A direccção da BBC já reagiu ao sucedido e pediu desculpas por não ter omitido o sucedido da transmissão do evento e disse que iria remover o insulto da versão da cerimónia disponível no seu serviço de streaming. «Alguns telespectadores podem ter ouvido linguagem forte e ofensiva durante o BAFTA Film Awards», disse o comunicado da estação. «Isso surgiu de tiques verbais involuntários associados à síndrome de Tourette e, conforme explicado durante a cerimónia, não foi intencional», explicou.

Já sobre a censura ao discurso de Akinola Davies Jr., a emissora nada disse. Segundo o noticiado, a Al Jazeera English, procurou questionar a BBC, porém, esta recusou-se a comentar sobre as suas decisões editoriais relativas aos prémios BAFTA.
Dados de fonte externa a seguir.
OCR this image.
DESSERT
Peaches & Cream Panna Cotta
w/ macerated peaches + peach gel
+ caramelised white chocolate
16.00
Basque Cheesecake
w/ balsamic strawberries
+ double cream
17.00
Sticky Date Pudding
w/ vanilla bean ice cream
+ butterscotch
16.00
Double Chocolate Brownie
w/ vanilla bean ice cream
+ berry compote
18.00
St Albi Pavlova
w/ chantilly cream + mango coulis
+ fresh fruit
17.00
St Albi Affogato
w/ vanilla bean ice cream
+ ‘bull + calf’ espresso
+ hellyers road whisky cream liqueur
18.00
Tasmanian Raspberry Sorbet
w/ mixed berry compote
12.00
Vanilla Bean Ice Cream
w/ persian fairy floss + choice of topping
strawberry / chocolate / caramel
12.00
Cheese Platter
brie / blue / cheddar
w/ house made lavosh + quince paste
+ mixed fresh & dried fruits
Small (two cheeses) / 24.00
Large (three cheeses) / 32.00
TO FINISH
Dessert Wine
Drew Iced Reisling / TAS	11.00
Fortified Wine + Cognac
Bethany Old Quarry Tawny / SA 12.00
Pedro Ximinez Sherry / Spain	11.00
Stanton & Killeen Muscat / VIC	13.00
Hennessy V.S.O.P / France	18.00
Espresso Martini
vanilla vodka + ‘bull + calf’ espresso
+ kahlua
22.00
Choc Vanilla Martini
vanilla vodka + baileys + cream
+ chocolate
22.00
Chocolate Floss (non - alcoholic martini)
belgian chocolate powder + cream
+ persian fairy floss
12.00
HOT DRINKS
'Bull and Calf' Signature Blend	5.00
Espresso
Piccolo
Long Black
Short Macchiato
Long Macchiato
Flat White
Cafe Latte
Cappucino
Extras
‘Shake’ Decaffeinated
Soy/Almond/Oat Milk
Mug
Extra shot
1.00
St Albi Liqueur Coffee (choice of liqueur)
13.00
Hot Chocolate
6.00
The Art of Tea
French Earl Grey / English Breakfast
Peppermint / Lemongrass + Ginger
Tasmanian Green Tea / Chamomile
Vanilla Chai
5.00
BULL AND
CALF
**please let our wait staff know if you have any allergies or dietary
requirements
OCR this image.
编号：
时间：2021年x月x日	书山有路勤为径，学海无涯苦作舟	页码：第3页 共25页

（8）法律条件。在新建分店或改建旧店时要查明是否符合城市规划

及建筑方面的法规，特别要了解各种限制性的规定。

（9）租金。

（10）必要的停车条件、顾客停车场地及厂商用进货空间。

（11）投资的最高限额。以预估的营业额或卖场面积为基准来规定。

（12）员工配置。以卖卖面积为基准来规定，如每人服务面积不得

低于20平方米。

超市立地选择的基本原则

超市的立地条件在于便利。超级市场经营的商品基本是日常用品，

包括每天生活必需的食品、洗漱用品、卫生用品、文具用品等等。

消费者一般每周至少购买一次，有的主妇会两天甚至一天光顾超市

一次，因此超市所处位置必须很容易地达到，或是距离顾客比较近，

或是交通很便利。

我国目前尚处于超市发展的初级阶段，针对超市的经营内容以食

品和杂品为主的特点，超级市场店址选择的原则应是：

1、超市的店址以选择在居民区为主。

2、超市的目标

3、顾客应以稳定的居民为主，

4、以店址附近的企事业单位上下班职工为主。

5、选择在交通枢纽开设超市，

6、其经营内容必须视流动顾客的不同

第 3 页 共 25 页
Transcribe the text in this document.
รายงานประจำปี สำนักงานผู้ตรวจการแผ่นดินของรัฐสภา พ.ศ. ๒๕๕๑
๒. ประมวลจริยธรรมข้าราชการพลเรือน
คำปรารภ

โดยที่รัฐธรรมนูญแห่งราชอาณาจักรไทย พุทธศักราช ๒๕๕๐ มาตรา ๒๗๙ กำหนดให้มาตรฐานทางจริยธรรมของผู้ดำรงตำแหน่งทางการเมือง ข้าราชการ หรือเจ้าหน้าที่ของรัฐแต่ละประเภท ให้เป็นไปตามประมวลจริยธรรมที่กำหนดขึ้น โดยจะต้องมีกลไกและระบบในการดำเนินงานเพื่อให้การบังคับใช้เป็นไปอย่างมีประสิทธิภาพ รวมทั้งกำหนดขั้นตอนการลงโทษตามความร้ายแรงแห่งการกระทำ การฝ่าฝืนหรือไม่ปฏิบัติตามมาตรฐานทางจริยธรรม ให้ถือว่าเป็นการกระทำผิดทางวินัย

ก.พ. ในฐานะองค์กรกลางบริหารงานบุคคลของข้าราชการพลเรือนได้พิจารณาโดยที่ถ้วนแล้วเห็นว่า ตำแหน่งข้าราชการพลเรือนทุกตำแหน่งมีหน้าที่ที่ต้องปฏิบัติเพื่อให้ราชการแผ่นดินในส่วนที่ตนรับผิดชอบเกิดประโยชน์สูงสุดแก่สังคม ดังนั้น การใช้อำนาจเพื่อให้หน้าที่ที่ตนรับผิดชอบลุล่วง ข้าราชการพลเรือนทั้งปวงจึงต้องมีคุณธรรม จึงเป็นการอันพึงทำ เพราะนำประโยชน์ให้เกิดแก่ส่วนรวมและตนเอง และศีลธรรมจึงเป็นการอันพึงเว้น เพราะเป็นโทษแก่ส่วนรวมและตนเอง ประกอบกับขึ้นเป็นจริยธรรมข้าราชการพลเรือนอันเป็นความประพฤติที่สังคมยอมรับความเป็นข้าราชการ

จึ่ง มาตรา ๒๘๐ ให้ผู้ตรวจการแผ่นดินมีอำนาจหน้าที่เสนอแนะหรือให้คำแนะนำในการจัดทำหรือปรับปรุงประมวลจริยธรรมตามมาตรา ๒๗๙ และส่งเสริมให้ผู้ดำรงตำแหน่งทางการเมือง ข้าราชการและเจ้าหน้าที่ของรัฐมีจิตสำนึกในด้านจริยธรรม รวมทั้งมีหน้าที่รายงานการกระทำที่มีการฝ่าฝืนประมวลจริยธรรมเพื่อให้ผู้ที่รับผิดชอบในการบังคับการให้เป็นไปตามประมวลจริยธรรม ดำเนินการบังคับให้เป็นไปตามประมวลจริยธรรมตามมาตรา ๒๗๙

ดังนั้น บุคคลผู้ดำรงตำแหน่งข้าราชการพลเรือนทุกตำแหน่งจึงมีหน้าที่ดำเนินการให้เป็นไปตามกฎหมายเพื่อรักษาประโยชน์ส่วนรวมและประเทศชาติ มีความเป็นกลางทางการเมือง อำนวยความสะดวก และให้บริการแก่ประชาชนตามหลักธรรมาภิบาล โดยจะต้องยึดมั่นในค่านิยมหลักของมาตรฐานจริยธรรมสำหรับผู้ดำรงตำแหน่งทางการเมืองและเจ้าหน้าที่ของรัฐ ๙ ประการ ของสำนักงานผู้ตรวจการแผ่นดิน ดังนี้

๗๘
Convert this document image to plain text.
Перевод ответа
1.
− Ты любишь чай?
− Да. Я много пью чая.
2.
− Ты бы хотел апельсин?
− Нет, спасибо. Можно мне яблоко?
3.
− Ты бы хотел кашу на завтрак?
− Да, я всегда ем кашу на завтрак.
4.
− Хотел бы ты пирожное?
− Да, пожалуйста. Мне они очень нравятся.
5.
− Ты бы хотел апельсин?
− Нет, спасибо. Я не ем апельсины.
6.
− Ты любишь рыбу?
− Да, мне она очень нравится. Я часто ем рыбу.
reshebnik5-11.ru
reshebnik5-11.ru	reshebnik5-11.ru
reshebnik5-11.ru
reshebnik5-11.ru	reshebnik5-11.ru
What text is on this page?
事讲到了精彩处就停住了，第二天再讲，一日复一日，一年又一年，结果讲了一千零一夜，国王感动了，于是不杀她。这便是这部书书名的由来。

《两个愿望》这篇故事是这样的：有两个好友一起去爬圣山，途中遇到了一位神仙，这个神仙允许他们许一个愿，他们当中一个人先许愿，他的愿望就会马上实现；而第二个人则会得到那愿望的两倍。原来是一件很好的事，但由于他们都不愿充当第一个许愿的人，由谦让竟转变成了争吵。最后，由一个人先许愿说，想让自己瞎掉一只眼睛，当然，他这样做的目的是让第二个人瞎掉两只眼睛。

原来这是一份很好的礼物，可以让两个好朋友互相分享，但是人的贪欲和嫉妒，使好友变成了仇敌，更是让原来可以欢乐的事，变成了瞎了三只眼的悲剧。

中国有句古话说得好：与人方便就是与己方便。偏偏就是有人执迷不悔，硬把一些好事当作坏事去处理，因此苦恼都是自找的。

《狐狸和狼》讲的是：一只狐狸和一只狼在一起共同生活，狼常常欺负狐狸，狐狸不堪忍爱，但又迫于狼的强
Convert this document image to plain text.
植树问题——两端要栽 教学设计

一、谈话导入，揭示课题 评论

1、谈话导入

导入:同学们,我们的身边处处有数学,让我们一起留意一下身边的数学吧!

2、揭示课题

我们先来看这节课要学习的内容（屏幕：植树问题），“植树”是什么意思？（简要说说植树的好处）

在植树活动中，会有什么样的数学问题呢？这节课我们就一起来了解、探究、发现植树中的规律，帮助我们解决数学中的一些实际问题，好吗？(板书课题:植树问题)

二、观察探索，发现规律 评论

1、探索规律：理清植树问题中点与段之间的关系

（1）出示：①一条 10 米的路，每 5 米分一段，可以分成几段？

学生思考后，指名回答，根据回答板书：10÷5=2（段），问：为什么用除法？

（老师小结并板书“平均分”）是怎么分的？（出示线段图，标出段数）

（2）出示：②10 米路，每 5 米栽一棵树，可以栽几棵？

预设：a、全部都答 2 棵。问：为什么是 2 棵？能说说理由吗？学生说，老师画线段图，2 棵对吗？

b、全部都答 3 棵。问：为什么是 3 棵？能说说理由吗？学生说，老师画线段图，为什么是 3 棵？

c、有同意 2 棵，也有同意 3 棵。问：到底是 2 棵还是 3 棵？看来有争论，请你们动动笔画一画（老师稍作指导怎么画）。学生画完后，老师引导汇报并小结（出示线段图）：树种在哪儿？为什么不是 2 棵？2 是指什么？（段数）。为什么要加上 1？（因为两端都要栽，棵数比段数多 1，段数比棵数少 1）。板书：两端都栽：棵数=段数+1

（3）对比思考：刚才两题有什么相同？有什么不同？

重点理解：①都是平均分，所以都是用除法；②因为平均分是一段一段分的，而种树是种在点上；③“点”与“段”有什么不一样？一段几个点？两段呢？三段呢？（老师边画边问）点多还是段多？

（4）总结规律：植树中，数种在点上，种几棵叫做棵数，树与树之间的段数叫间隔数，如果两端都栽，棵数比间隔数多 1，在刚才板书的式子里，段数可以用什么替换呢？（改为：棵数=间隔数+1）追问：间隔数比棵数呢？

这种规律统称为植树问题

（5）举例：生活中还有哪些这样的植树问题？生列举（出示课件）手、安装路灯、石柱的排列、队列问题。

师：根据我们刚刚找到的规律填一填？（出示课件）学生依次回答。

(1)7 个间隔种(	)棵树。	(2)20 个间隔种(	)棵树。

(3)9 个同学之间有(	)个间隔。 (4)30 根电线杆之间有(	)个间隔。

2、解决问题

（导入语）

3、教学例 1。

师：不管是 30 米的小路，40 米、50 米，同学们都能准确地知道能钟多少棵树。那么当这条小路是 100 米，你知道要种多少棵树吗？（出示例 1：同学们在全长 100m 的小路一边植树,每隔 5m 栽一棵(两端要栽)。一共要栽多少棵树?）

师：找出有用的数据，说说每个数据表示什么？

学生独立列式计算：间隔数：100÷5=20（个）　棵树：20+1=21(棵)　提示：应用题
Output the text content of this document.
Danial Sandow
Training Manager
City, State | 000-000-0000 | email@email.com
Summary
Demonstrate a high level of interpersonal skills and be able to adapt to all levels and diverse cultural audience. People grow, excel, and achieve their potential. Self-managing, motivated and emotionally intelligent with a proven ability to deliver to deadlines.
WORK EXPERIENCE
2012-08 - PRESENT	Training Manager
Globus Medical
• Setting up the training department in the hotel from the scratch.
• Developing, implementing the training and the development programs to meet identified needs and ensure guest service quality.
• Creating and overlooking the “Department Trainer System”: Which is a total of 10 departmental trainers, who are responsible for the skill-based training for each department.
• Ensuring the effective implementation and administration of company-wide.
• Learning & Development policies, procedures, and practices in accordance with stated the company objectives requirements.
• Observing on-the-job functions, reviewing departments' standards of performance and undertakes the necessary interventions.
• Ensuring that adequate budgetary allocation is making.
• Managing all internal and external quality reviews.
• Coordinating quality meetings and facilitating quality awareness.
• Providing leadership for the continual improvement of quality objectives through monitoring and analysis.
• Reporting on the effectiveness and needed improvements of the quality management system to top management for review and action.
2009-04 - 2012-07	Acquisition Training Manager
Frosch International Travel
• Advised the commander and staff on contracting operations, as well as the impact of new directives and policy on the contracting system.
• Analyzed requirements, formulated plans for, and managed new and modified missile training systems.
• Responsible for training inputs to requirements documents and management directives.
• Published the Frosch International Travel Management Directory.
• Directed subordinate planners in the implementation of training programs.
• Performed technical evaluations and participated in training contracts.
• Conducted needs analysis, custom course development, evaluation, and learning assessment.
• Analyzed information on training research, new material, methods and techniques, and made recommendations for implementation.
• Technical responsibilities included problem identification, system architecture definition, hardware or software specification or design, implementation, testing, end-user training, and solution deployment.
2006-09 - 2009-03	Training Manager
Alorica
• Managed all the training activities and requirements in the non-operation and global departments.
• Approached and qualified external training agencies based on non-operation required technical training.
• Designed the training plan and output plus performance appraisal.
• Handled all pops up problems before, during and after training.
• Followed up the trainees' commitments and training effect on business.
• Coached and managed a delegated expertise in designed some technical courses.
Há praticamente um ano, a 28 de Fevereiro de 2025, o AbrilAbril noticiou que mais de 850 profissionais da imprensa e do cinema dirigiram uma carta à BBC, acusando-a de «racismo» e «censura», depois de ter retirado um documentário sobre a Faixa de Gaza. Um ano passado e a BBC continua a sofrer dos mesmos problemas, provando que o racismo tem espaço nas suas opções, ao contrário da solidariedade com os povos que sofrem com a guerra, opressão e massacre.